Dennis O'Donnell

Personal information
- Full name: Dennis O'Donnell
- Date of birth: q1 1880^{[A]}
- Place of birth: Willington Quay, England
- Position(s): Forward

Senior career*
- Years: Team / Apps / (Gls)
- –: Willington Athletic
- 1901–1905: Lincoln City / 118 / (31)
- 1905–1906: Sunderland / 21 / (5)
- 1906–1907: Queens Park Rangers / 25 / (7)
- 1907–1908: Notts County / 18 / (4)
- 1908–1909: Bradford Park Avenue / 10 / (1)

= Dennis O'Donnell =

English footballer

Dennis O'Donnell (q1 1880 – after 1908) was an English professional footballer who scored 41 goals from 167 appearances in the Football League playing as a forward for Lincoln City, Sunderland, Notts County and Bradford Park Avenue.
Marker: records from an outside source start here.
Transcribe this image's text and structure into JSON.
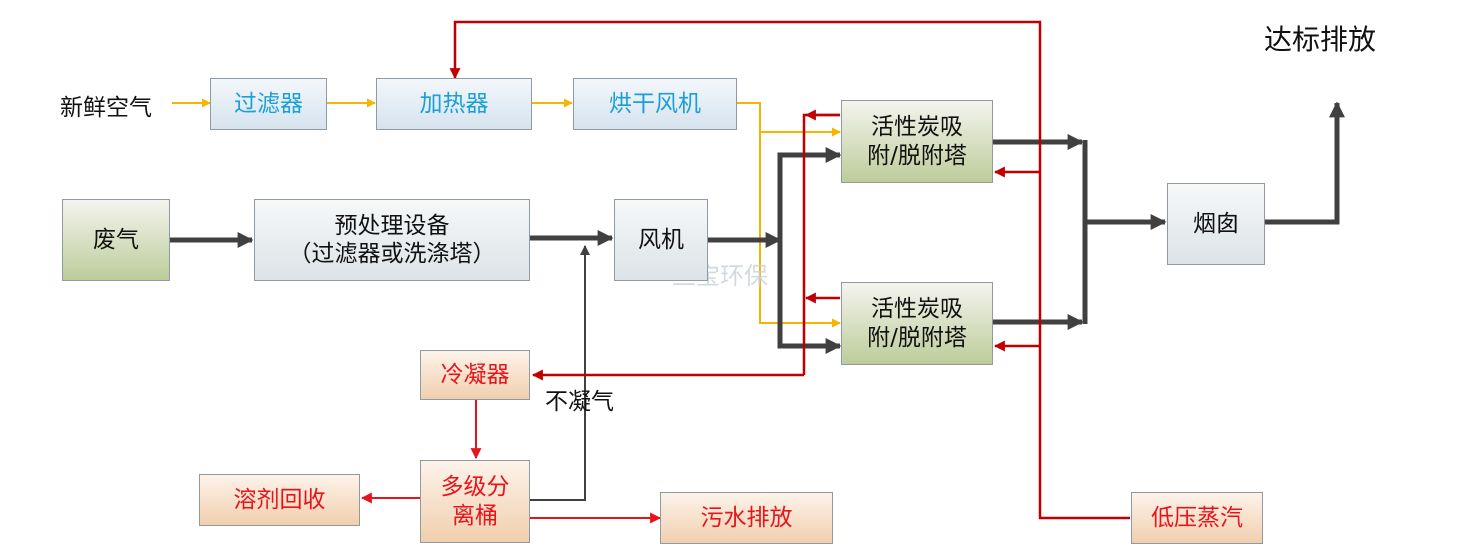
{
  "inputs": {
    "fresh_air": "新鲜空气",
    "non_condensable": "不凝气",
    "discharge": "达标排放"
  },
  "boxes": {
    "filter": "过滤器",
    "heater": "加热器",
    "dry_fan": "烘干风机",
    "waste_gas": "废气",
    "pretreat_1": "预处理设备",
    "pretreat_2": "（过滤器或洗涤塔）",
    "fan": "风机",
    "tower1_1": "活性炭吸",
    "tower1_2": "附/脱附塔",
    "tower2_1": "活性炭吸",
    "tower2_2": "附/脱附塔",
    "chimney": "烟囱",
    "condenser": "冷凝器",
    "separator_1": "多级分",
    "separator_2": "离桶",
    "solvent_recovery": "溶剂回收",
    "wastewater": "污水排放",
    "steam": "低压蒸汽"
  },
  "watermark": "兰宝环保",
  "colors": {
    "air_line": "#f7b400",
    "main_line": "#404040",
    "steam_line": "#c00000",
    "blue_text": "#1a9fd8",
    "red_text": "#e8141b"
  }
}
He also played in the Southern League for Queens Park Rangers.

==Football career==
O'Donnell was born in Willington Quay, then in Northumberland. He made his debut for Lincoln City on 5 October 1901 in a 2–1 win at home to Middlesbrough in the Football League Second Division, and played for the club until the end of the 1904–05 season, during which he was the club's leading scorer, with 15 goals from League and FA Cup games. He then signed for First Division Sunderland. Though he scored on his First Division debut, his next goal came more than four months later, and at the end of the season he moved on to Southern League for Queens Park Rangers. After one year in London, O'Donnell returned to the Football League, spending the 1907–08 season with Notts County and the 1908–09 season at Bradford Park Avenue.

==Notes==
A. : O'Donnell's birth was registered in the first quarter of 1880. However, a period of 42 days was permitted between birth and registration, so he may have been born as early as mid-November 1879.